Law Director William J. Higgins warns Youngstown employees who live outside the city or move outside still face the possibility of being fired because a recent Supreme Court decision in favor of some municipal employees does not invalidate Youngstown’s 1928 residency law.

A 9-year-old North Side boy, Dion Freeman, is in satisfactory condition in St. Elizabeth Hospital with multiple broken bones after being struck by a hit-and-run motorist while riding his bike in Lexington Avenue.

1966: Youngstown Mayor Anthony B. Flask says three hotel chains – Hilton, Sheraton and Holiday Inn – have expressed an interest in developing a major facility in Youngstown.

Gov. James A. Rhodes says five major national manufacturers are interested in locating at the Ravenna Arsenal if the Defense Department releases the land.

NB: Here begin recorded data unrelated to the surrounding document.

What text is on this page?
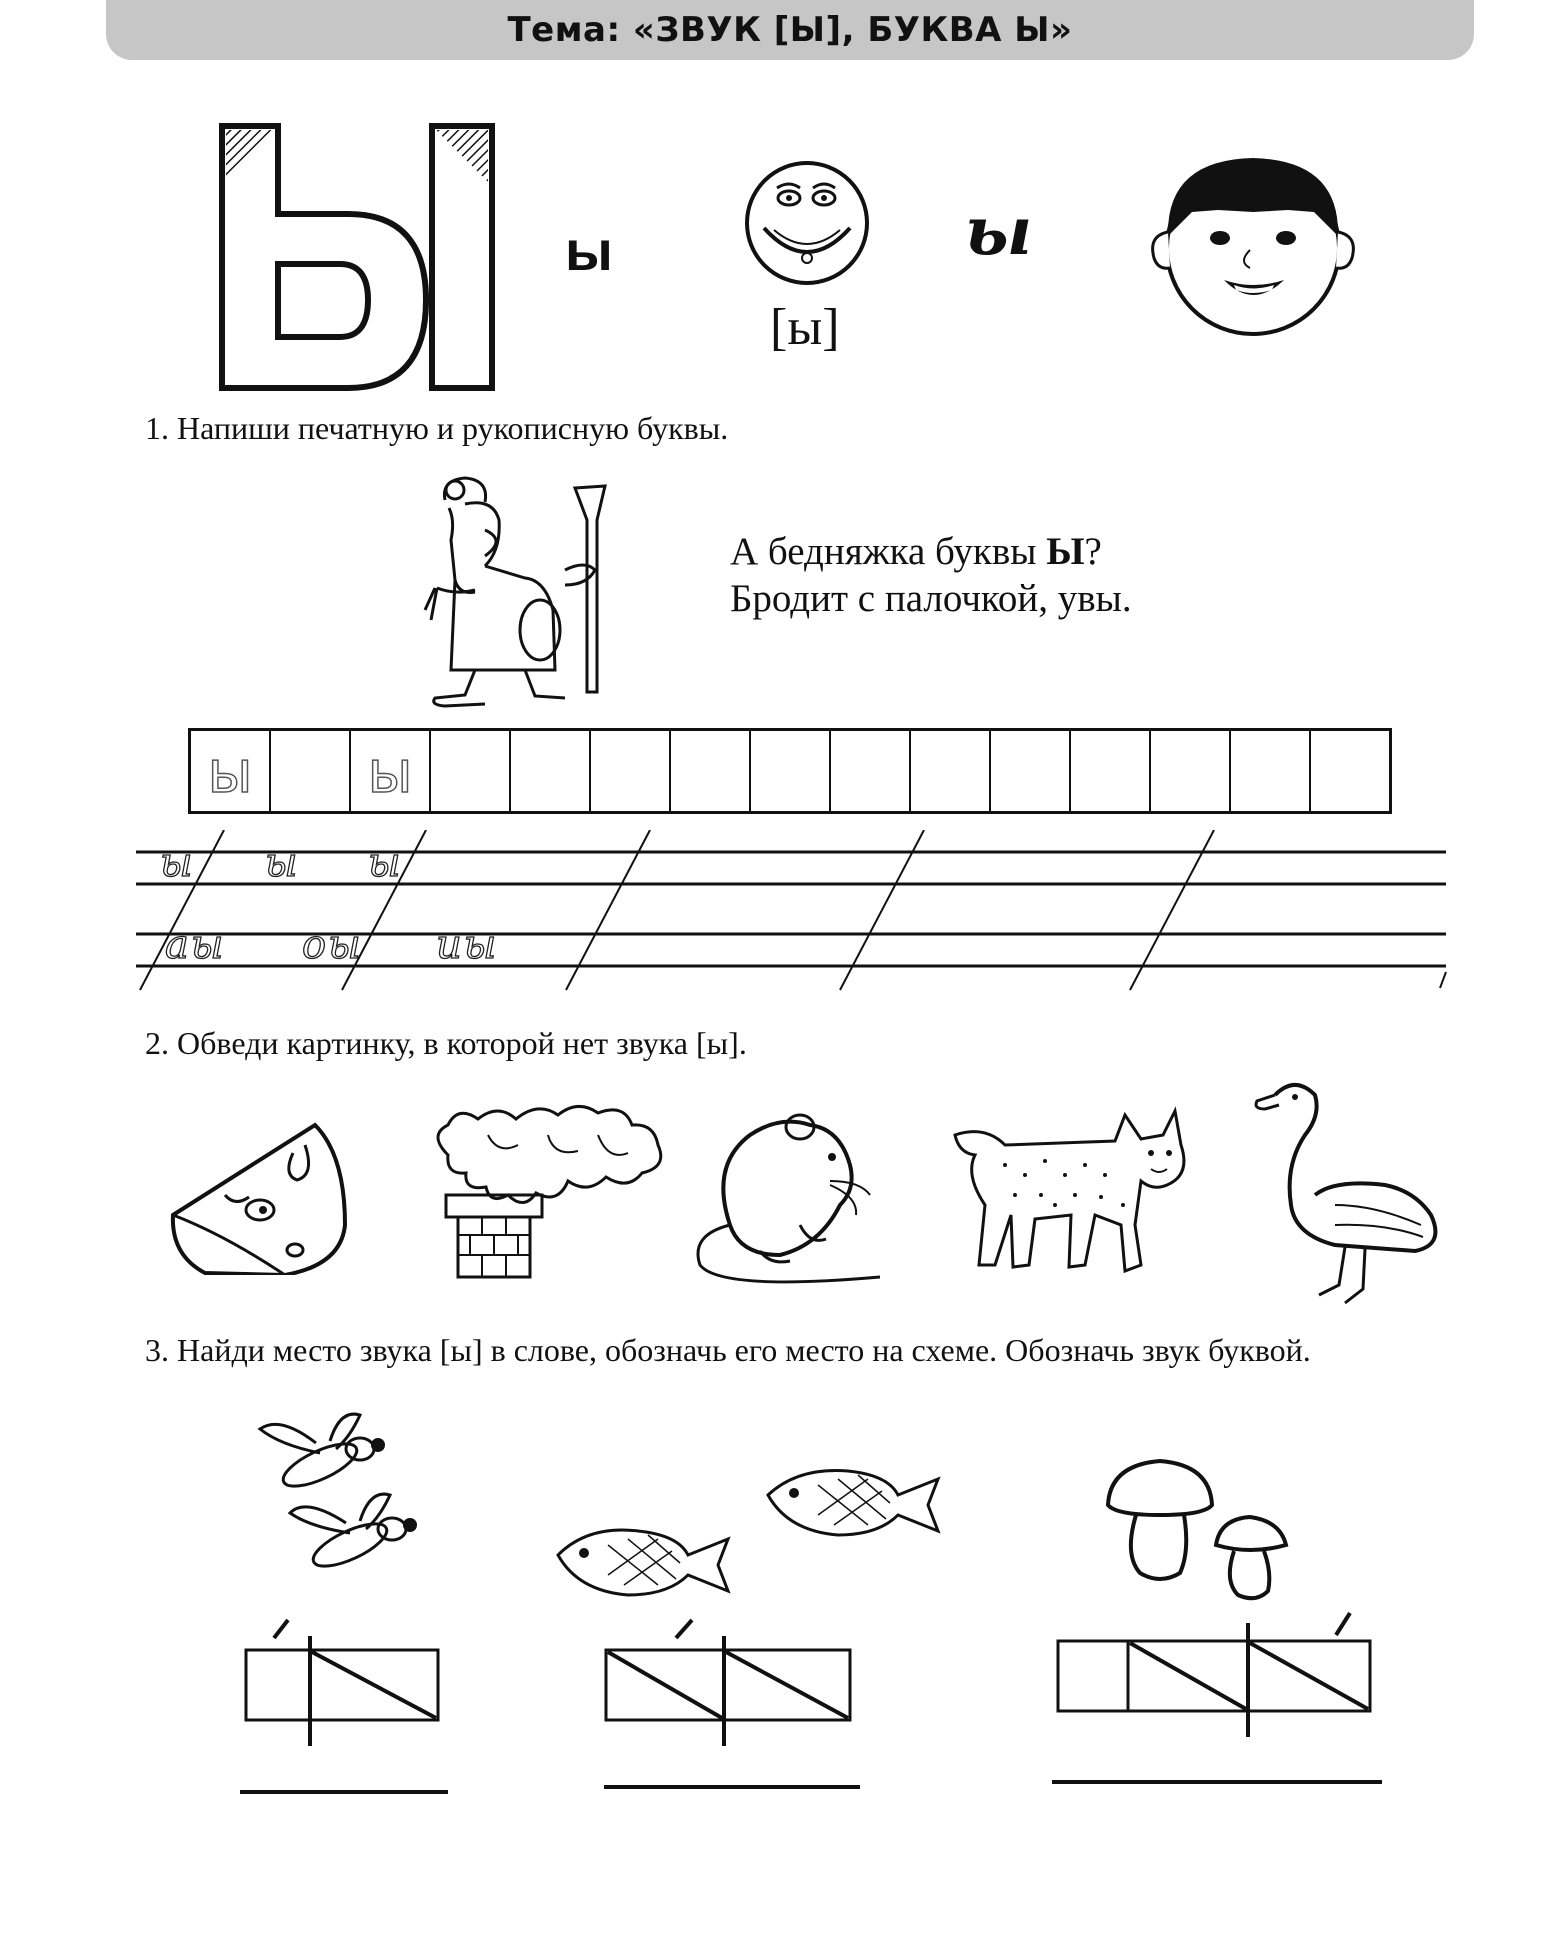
Тема: «ЗВУК [Ы], БУКВА Ы»
ы
[ы]
ы
1. Напиши печатную и рукописную буквы.
А бедняжка буквы Ы?
Бродит с палочкой, увы.
ы ы
ы ы ы
аы оы иы
2. Обведи картинку, в которой нет звука [ы].
3. Найди место звука [ы] в слове, обозначь его место на схеме. Обозначь звук буквой.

Youngstown City Council backs establishment of Mahoning County Community College, which would stress technical training not now available at Youngstown University.

1941: Philip Murray, president of the Steel Workers Organizing Committee, requests negotiations leading to contracts with companies involved in the Little Steel Strike of 1937. The companies haven’t responded.

Frank T. Affronti of Youngstown has made six jumps with the 501st Parachute Battalion at Fort Benning and is expected to earn his wings within the month.

In an economy drive, Columbiana County commissioners bar eight county offices from making long-distance phone calls without prior approval of commissioners. The sheriff’s department and engineer’s office are exempt from the order.